After the jury is selected — a process that is expected to last between one and two weeks, although it could take longer because it will not be easy to assess the potential juror’s objectivity in the face of the most polarizing figure in the United States — Trump’s fate will be in the hands of 12 anonymous peers, plus six alternatives, selected at random among the 1.4 million adults who live in Manhattan. The 42-question questionnaire given to prospective jurors gives an idea of the level of scrutiny they will face. The real countdown, the race to the November 5 elections, has just begun.

Other cases against Trump

The Mar-a-Lago papers

Initially scheduled for May 20 and then delayed, this case is over classified materials that the former president unlawfully took with him after leaving the White House in January 2021 and kept in his private Mar-a-Lago residence in Florida. An FBI search in August 2022 found 48 boxes of material, including a hundred classified documents, in various rooms of the mansion, including a bathroom. About 30 referred to top-secret contingency plans to attack a foreign country (Iran).

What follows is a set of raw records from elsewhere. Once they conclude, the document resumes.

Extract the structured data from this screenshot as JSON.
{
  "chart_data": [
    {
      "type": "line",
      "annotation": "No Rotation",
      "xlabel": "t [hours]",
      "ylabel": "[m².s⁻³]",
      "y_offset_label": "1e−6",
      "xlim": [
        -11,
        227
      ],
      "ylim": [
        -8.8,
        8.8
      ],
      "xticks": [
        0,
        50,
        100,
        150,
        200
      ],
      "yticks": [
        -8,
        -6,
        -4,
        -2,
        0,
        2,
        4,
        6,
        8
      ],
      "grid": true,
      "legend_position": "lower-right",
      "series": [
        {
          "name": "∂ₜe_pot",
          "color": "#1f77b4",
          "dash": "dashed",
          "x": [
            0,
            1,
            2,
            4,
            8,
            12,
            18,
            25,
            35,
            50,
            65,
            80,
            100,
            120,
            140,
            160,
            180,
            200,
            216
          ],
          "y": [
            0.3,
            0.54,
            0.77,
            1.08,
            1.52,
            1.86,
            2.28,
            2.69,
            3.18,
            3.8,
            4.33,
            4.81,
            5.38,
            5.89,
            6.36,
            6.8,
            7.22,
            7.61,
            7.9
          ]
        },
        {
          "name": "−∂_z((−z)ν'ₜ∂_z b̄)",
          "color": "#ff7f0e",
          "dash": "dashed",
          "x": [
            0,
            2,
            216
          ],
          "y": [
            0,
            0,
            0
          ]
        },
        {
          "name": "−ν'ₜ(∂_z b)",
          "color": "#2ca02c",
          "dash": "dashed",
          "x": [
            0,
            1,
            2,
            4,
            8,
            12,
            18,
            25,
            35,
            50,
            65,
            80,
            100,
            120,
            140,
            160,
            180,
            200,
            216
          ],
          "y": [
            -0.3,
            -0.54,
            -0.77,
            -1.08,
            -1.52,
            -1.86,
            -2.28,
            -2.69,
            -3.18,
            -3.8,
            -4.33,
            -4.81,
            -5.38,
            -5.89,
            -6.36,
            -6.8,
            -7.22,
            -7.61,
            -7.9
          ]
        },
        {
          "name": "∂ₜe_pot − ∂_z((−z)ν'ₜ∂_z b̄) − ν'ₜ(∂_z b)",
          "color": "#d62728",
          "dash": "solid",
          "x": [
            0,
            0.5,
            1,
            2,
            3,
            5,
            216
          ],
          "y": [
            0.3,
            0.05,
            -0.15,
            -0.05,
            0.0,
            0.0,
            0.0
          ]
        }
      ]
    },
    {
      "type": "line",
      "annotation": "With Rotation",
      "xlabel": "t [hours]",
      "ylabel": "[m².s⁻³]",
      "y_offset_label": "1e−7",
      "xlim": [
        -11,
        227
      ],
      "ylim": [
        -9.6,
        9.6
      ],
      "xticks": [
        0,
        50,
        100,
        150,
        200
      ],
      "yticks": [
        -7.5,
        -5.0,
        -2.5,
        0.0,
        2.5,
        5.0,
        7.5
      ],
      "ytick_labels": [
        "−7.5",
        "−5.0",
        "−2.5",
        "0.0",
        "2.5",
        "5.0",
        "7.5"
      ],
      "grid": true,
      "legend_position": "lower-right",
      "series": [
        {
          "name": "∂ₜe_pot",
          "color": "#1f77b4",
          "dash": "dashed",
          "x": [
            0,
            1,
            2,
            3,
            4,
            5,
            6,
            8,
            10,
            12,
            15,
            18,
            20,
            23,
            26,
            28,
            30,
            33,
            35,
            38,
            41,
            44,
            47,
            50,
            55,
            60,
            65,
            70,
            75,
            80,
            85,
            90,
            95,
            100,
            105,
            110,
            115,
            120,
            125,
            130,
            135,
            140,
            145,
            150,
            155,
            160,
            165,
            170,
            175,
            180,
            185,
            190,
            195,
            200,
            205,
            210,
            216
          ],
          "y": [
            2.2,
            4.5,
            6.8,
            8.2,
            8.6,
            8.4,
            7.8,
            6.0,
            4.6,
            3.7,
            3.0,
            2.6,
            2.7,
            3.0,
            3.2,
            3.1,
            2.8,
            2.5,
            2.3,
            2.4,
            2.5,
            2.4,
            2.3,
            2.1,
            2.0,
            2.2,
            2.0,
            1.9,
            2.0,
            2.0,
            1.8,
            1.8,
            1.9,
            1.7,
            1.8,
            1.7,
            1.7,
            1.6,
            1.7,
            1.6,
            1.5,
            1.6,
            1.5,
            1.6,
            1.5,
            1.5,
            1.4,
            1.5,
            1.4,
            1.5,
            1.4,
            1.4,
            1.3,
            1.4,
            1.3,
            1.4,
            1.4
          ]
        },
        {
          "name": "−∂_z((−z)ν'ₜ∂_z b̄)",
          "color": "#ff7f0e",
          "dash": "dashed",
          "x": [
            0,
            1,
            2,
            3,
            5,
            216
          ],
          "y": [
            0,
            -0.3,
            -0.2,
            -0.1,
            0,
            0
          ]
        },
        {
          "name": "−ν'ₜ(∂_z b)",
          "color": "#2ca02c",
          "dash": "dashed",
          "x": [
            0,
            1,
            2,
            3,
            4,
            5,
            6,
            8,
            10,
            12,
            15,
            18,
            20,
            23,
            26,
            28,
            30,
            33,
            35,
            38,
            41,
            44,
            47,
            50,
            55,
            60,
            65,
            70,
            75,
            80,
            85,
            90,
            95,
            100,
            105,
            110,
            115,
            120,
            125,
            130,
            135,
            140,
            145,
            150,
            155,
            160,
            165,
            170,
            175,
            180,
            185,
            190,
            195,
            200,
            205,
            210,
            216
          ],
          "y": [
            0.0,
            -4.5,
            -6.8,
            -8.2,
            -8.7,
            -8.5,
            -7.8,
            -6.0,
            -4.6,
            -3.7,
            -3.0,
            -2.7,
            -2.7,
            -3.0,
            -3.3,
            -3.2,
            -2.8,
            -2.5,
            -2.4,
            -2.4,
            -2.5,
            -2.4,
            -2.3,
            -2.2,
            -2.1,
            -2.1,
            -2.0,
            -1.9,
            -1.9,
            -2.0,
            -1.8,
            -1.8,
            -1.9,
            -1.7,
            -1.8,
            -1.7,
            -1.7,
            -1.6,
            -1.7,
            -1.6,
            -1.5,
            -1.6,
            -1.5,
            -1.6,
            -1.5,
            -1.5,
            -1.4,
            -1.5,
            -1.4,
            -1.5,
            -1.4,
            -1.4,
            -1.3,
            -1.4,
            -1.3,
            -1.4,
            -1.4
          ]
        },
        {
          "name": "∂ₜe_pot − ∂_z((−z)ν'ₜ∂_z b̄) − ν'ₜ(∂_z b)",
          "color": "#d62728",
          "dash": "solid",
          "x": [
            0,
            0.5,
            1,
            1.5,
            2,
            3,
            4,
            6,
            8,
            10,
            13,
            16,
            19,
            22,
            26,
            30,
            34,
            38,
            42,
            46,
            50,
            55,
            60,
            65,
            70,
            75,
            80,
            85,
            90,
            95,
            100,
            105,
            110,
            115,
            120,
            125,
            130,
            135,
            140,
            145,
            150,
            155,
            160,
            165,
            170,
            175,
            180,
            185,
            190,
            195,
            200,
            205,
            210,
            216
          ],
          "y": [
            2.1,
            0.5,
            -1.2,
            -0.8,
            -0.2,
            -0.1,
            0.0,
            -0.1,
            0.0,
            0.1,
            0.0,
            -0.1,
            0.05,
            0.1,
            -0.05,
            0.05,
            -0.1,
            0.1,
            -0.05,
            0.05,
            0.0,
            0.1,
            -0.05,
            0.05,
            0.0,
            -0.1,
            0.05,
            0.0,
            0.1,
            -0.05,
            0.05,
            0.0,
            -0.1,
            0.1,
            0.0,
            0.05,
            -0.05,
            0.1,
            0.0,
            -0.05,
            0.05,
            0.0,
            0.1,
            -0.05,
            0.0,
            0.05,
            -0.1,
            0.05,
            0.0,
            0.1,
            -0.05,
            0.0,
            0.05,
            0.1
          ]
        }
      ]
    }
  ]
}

Special Counsel Jack Smith, who is overseeing this case and the federal investigation into election subversion, has charged Trump with 40 counts in the Mar-a-Lago case, including willful retention of classified documents and violations of the Espionage Act. The indictment was updated in July, with prosecutors alleging that Trump asked a staffer to delete security camera footage at the Florida estate in order to obstruct the federal investigation.

Attempt to subvert 2020 election result

This is the most serious case and refers to the events carried out by Trump, his advisors and supporters in the period between his defeat in the November 2020 presidential elections and January 6, 2021, when a mob of Trump supporters violently stormed Congress with the aim of preventing the certification of Joe Biden’s victory.  Smith has indicted him on four counts, relating to conspiracy to defraud the United States, efforts to obstruct the vote certification proceedings and conspiracy to violate civil rights.

Originally scheduled for March 4, defense appeals, which have gone all the way to the Supreme Court after the Court of Appeals rejected his immunity in the case, have delayed sine die its start.

Election subversion in Georgia

The fourth criminal case is similar to the third, as it also involves Trump’s efforts to subvert the results of the 2020 presidential election. But this case is state, not federal, and only concerns what happened in the state of Georgia. Trump is accused of pressuring state election officials to change the vote count, which gave Biden a narrow victory of fewer than 12,000 votes. Investigators also probed a breach of election machines in a rural county and a plot to use fake electors in a bid to capture the state’s electoral votes for Trump rather than Biden.

The case was close to being derailed by accusations that there was a conflict of interest due to District Attorney Fani Willis' romantic relationship with special prosecutor Nathan Wade. Trump's legal team called for Willis to be recused from the case, but a judge denied the request. On April 4th, an Atlanta judge also rejected Trump's defense's petition to have the case dismissed on the grounds that Trump was protected by freedom of speech when he tried to alter the election results in Georgia.